A fatica mi alzai da quel comodo riquadro di riposo notturno, la testa mi doleva per troppo freddo che lo sbalzo improvviso di temperatura aveva provocato nella notte, presi dall’armadio due paia di maglie, una felpa imbottita e altre due paia dei pantaloni più pesanti che possedevo, lanciai tutto sulla sedia e mi diressi verso il bagno.
Le mattonelle erano come blocchi di ghiaccio, ormai al centro della stanza non avevo il coraggio di tornare indietro per indossare delle calze, resistetti e andai a lavami i denti e ad aggiustarmi i capelli.
Saltellando, tra un passo e l’altro, ritornai in camera dove finalmente indossai le calze, dopodiché scesi le scale, facendo attenzione a non inciampare tra gli innumerevoli scalini che separavano me dalla cucina. Tenendomi, con tutte le forze, al piccolo corrimano in legno situato alla mia destra, riuscii a scendere le scale con tale velocità che per miracolo non presi il volo.
In cucina non c’era presenza di anima viva, aprii il frigorifero in cerca di qualcosa da mangiare, e dopo una lunga sessione di analisi approfondita dei viveri, tirai fuori una semplice mela rossa. Mentre mangiavo i vari, gustosi, spicchi che mi ero tagliato, ritornai in camera.
Uno alla volta presi tutti i vestiti che avevo poco prima tirato fuori dall’armadio. Sentivo il calore del mio corpo che aumentava indumento per indumento, alla fine mi sentì come una stufa accesa da mezza giornata.
Ero pronto per affrontare la bufera di neve fino al mio obbiettivo, misi la cartella sulle spalle e chiusi la porta, lasciando entrare qualche fiocco di neve che aspettava di sciogliersi in casa.
Il cielo era dello stesso bianco delle strade, non se ne distingueva la differenza, i cumuli di neve, accatastati l’uno sopra l’altro nei tratti dei marciapiedi mi ricoprivano fino all’ombelico, mi feci forza e continuai a camminare, non potevo arrivare in ritardo.
Le macchine sfrecciavano a gran velocità, incuranti dei pericoli che potevano correre andando con tale velocità su quell’ammasso di neve e ghiaccio che si era formato nelle strade, il marciapiede su cui camminavo era piccolissimo, quasi non ci stavo e ogni macchina che mi sorpassava mi faceva sempre di più apprezzare il fatto di essere ancora vivo e in quell’enorme cumulo di neve.
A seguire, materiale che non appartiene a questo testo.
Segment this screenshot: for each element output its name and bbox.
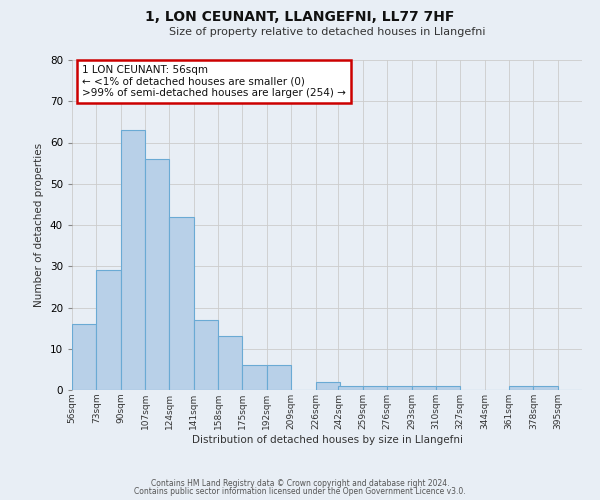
Text: 1 LON CEUNANT: 56sqm
← <1% of detached houses are smaller (0)
>99% of semi-detac: 1 LON CEUNANT: 56sqm ← <1% of detached h… [82, 65, 346, 98]
Bar [242, 365, 267, 390]
Bar [72, 324, 97, 390]
Bar [387, 386, 412, 390]
Bar [97, 270, 121, 390]
X-axis label: Distribution of detached houses by size in Llangefni: Distribution of detached houses by size … [191, 434, 463, 444]
Text: Contains HM Land Registry data © Crown copyright and database right 2024.: Contains HM Land Registry data © Crown c… [151, 478, 449, 488]
Text: Contains public sector information licensed under the Open Government Licence v3: Contains public sector information licen… [134, 487, 466, 496]
Bar [267, 365, 291, 390]
Y-axis label: Number of detached properties: Number of detached properties [34, 143, 44, 307]
Bar [121, 130, 145, 390]
Bar [316, 382, 340, 390]
Bar [194, 320, 218, 390]
Bar [436, 386, 460, 390]
Title: Size of property relative to detached houses in Llangefni: Size of property relative to detached ho… [169, 27, 485, 37]
Bar [169, 217, 194, 390]
Bar [145, 159, 169, 390]
Bar [218, 336, 242, 390]
Bar [533, 386, 557, 390]
Bar [338, 386, 363, 390]
Bar [412, 386, 436, 390]
Bar [509, 386, 533, 390]
Bar [363, 386, 387, 390]
Text: 1, LON CEUNANT, LLANGEFNI, LL77 7HF: 1, LON CEUNANT, LLANGEFNI, LL77 7HF [145, 10, 455, 24]
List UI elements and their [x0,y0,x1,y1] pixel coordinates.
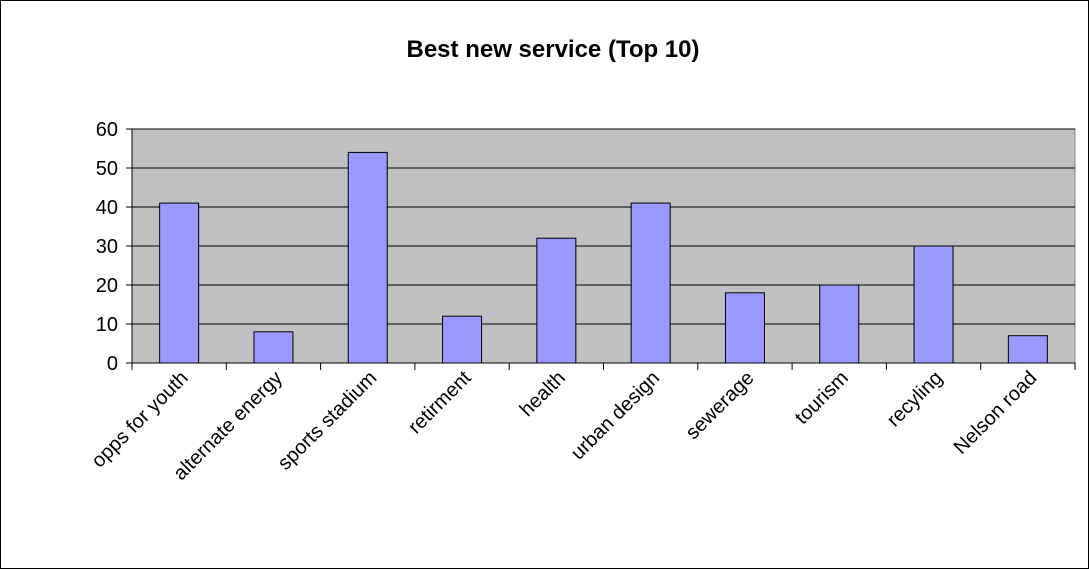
y-tick-label: 40 [96,197,118,219]
y-axis-tick-labels: 0 10 20 30 40 50 60 [96,119,118,375]
bar [913,245,954,364]
x-tick-label: health [516,367,570,421]
y-tick-label: 0 [107,353,118,375]
axes [126,128,1076,370]
x-tick-label: Nelson road [950,367,1042,459]
x-tick-label: recyling [883,367,947,431]
bar [819,284,860,364]
x-tick-label: sewerage [682,367,759,444]
bar [159,202,200,364]
x-tick-label: opps for youth [88,367,193,472]
bar [536,237,577,364]
bar [724,292,765,364]
x-tick-label: tourism [791,367,853,429]
y-tick-label: 50 [96,158,118,180]
x-tick-label: urban design [567,367,664,464]
bar [347,151,388,364]
x-tick-label: retirment [404,367,476,439]
bar [630,202,671,364]
y-tick-label: 30 [96,236,118,258]
chart-title: Best new service (Top 10) [407,36,700,63]
y-tick-label: 10 [96,314,118,336]
bar [253,331,294,364]
y-tick-label: 60 [96,119,118,141]
bar [1007,335,1048,364]
x-tick-label: sports stadium [274,367,382,475]
bars [159,151,1048,364]
bar [442,315,483,364]
y-tick-label: 20 [96,275,118,297]
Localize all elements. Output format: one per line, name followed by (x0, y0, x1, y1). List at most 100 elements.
Dopo svariati chilometri la raggiunsi, la prigione.
Luogo di umana sofferenza dove tutti quelli come me venivano rinchiusi per svariate ore al giorno, le sbarre alle finestre, il grigio colore delle pareti ed il tanfo insopportabile cancellavano immediatamente qualsiasi espressione o pensiero di felicità di chi vi entrasse.
Spinsi con forza l’enorme portone che separava il bene dal male e vi entrai, pronto a portare a termine la mia missione.
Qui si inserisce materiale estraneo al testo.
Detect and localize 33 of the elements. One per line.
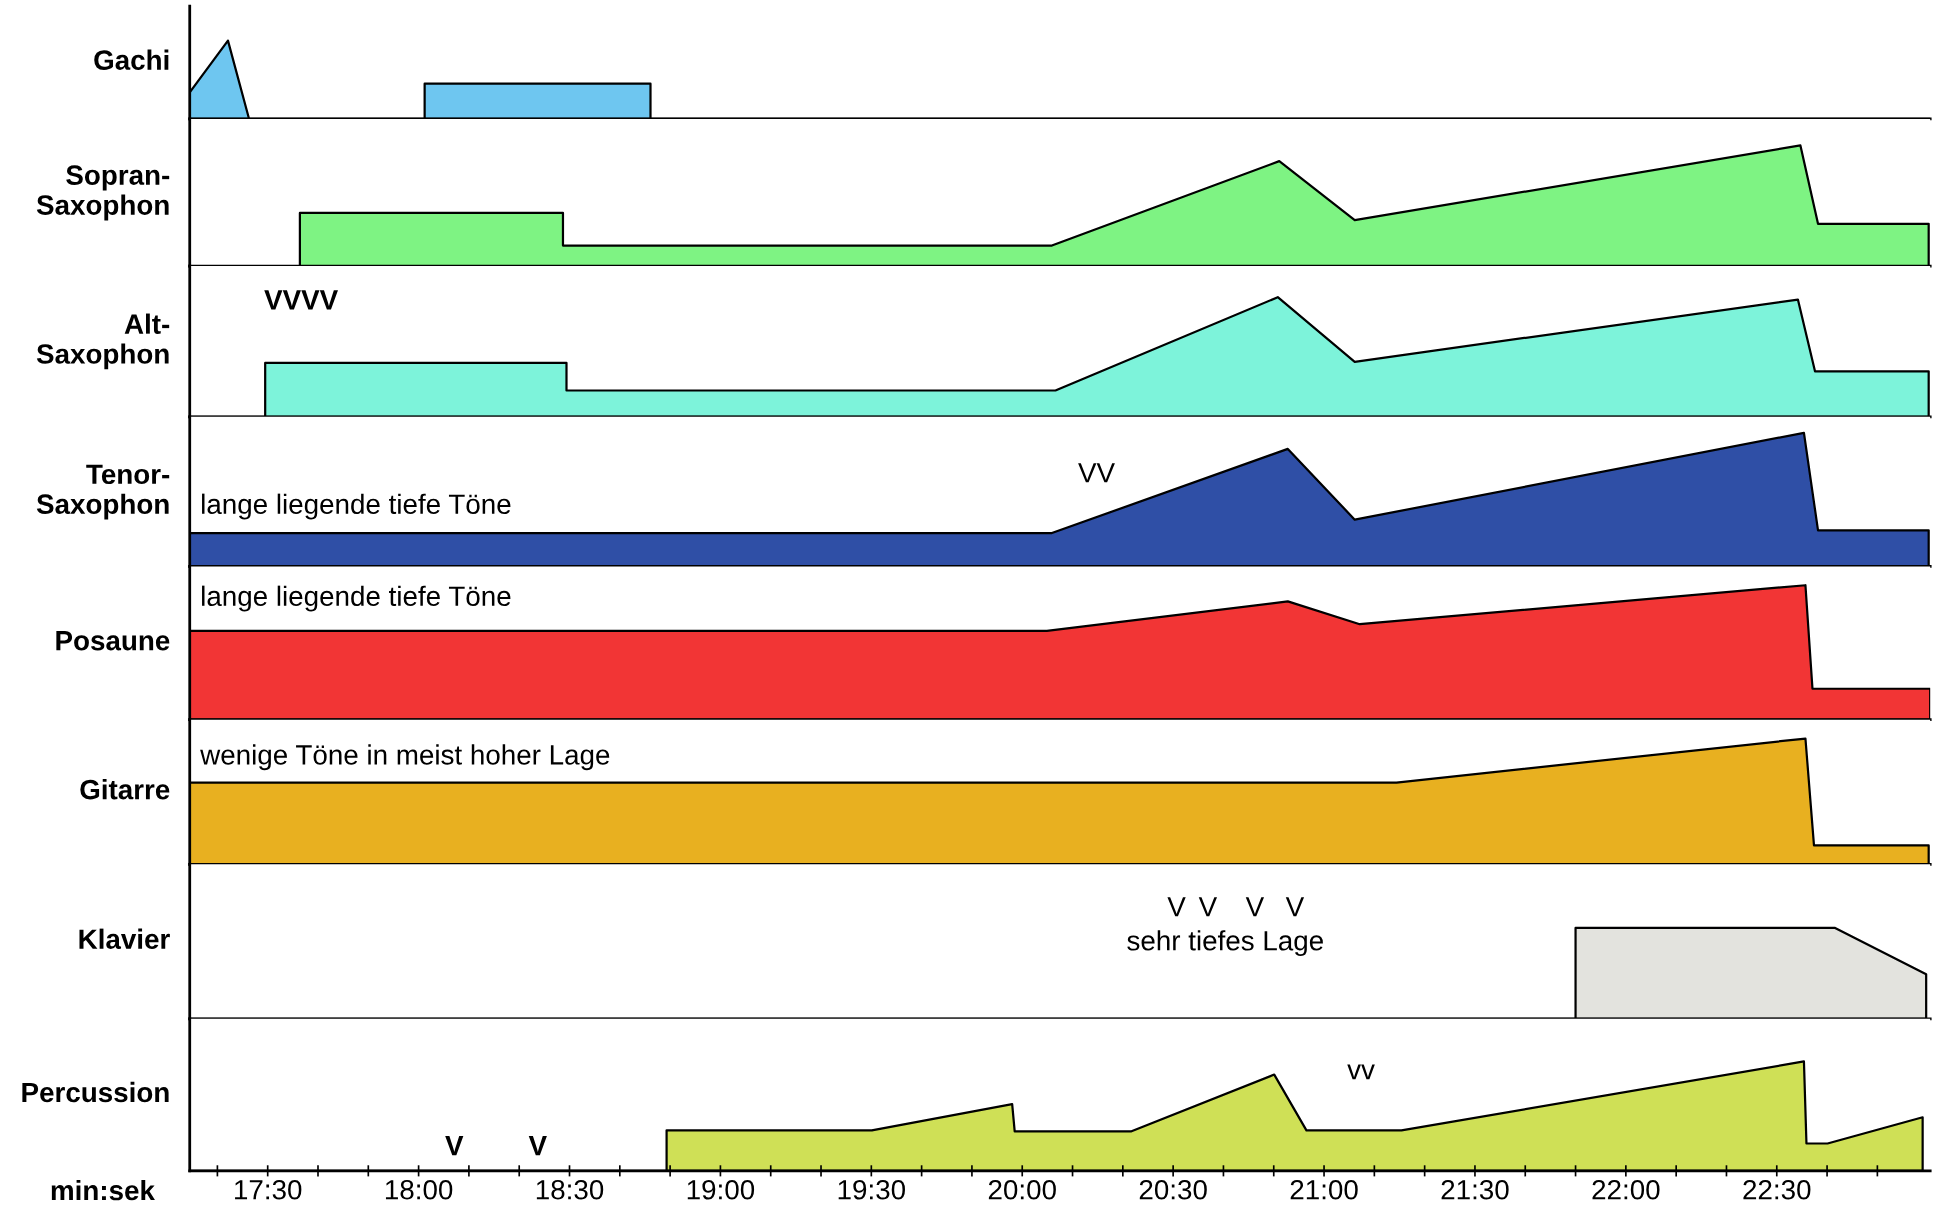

Entrai nella stanza in cui venivo sempre rinchiuso con altre persone, presi il mio solito posto, dopodiché iniziai a guardare i volti degli altri carcerati. Tutti pieni di tristezza e malinconia, i loro sguardi fissi sul vuoto sembravano piccoli proiettori di ricordi.
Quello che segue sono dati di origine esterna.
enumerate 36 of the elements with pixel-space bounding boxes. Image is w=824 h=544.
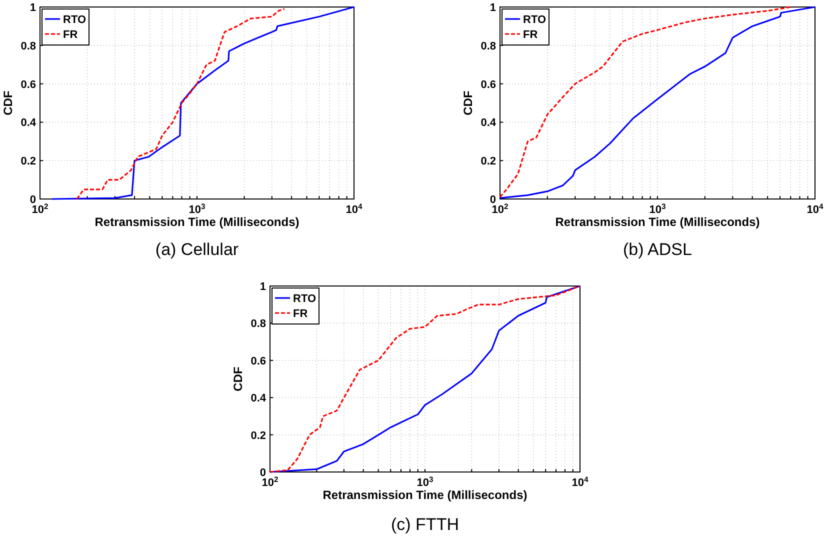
y-tick-label: 0.2 [250,430,266,442]
x-tick-label: 10$^{3}$ [188,202,206,216]
y-axis-title: CDF [461,90,475,116]
y-tick-label: 1 [30,2,36,14]
y-tick-label: 1 [260,281,266,293]
y-tick-label: 0.6 [250,355,266,368]
y-tick-label: 0.8 [20,40,36,52]
y-axis-title: CDF [231,366,245,392]
x-tick-label: 10$^{3}$ [649,202,666,216]
legend-label: FR [293,308,308,320]
text: (c) FTTH [391,515,459,534]
x-axis-title: Retransmission Time (Milliseconds) [322,488,528,502]
legend-label: RTO [63,14,86,26]
x-axis-title: Retransmission Time (Milliseconds) [94,215,300,229]
y-tick-label: 0.4 [20,117,37,130]
text: (b) ADSL [623,240,692,259]
x-tick-label: 10$^{4}$ [346,202,363,216]
y-tick-label: 0.8 [480,40,496,52]
y-axis-title: CDF [1,90,15,116]
y-tick-label: 0.4 [480,117,497,130]
y-tick-label: 0.8 [250,318,266,330]
legend-label: RTO [523,14,546,26]
legend-label: FR [63,29,78,41]
x-tick-label: 10$^{3}$ [416,474,434,489]
y-tick-label: 0.6 [480,78,496,91]
y-tick-label: 0.2 [20,156,36,168]
y-tick-label: 0.4 [250,392,267,405]
y-tick-label: 1 [490,2,496,14]
text: (a) Cellular [155,240,239,259]
y-tick-label: 0.6 [20,78,36,91]
x-tick-label: 10$^{4}$ [572,474,589,489]
legend-label: RTO [293,293,316,305]
x-tick-label: 10$^{4}$ [806,202,824,216]
legend-label: FR [523,29,538,41]
y-tick-label: 0.2 [480,156,496,168]
x-axis-title: Retransmission Time (Milliseconds) [555,215,760,229]
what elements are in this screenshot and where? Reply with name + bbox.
Un rumore interruppe il silenzio, un gigante entrò nella stanza, portandosi sottobraccio una piccola valigetta colma di strumenti di tortura. Ci alzammo tutti dalle nostre sedie, rigorosamente in silenzio e dopo un cenno dl gigante riprendemmo tutti i nostri rispettivi posti.
Dovemmo stare ore ed ore seduti su quelle scomode sedie che spacciavano per poltrone, cambiai postura infinite volte e mentre continuavo a muovermi, il gigante continuava a parlare senza mai smettere un attimo. Dopo qualche ora i miei occhi iniziarono a chiudersi, ma se avessi assecondato tale esigenza il gigante mi avrebbe visto e sicuramente punito con qualche oscuro sistema di tortura. Lottai con tutte le mie forze affinché i miei occhi rimanessero aperti.
Una campanella interruppe il gigante, il quale si stoppò di colpo e ci fece cenno di uscire dall’aula. Improvvisamente, tutti ritrovammo le forze e ci dirigemmo con la massima velocità, dalla stanza fredda e umidiccia nella quale eravamo stati per ore.

Infiniti dibattiti si aprivano fra i miei compagni carcerati, ero troppo agitato per intraprendere una discussione, le parole non mi uscivano dalla paura, verso la fine della giornata sarebbe stata emessa la mia sentenza.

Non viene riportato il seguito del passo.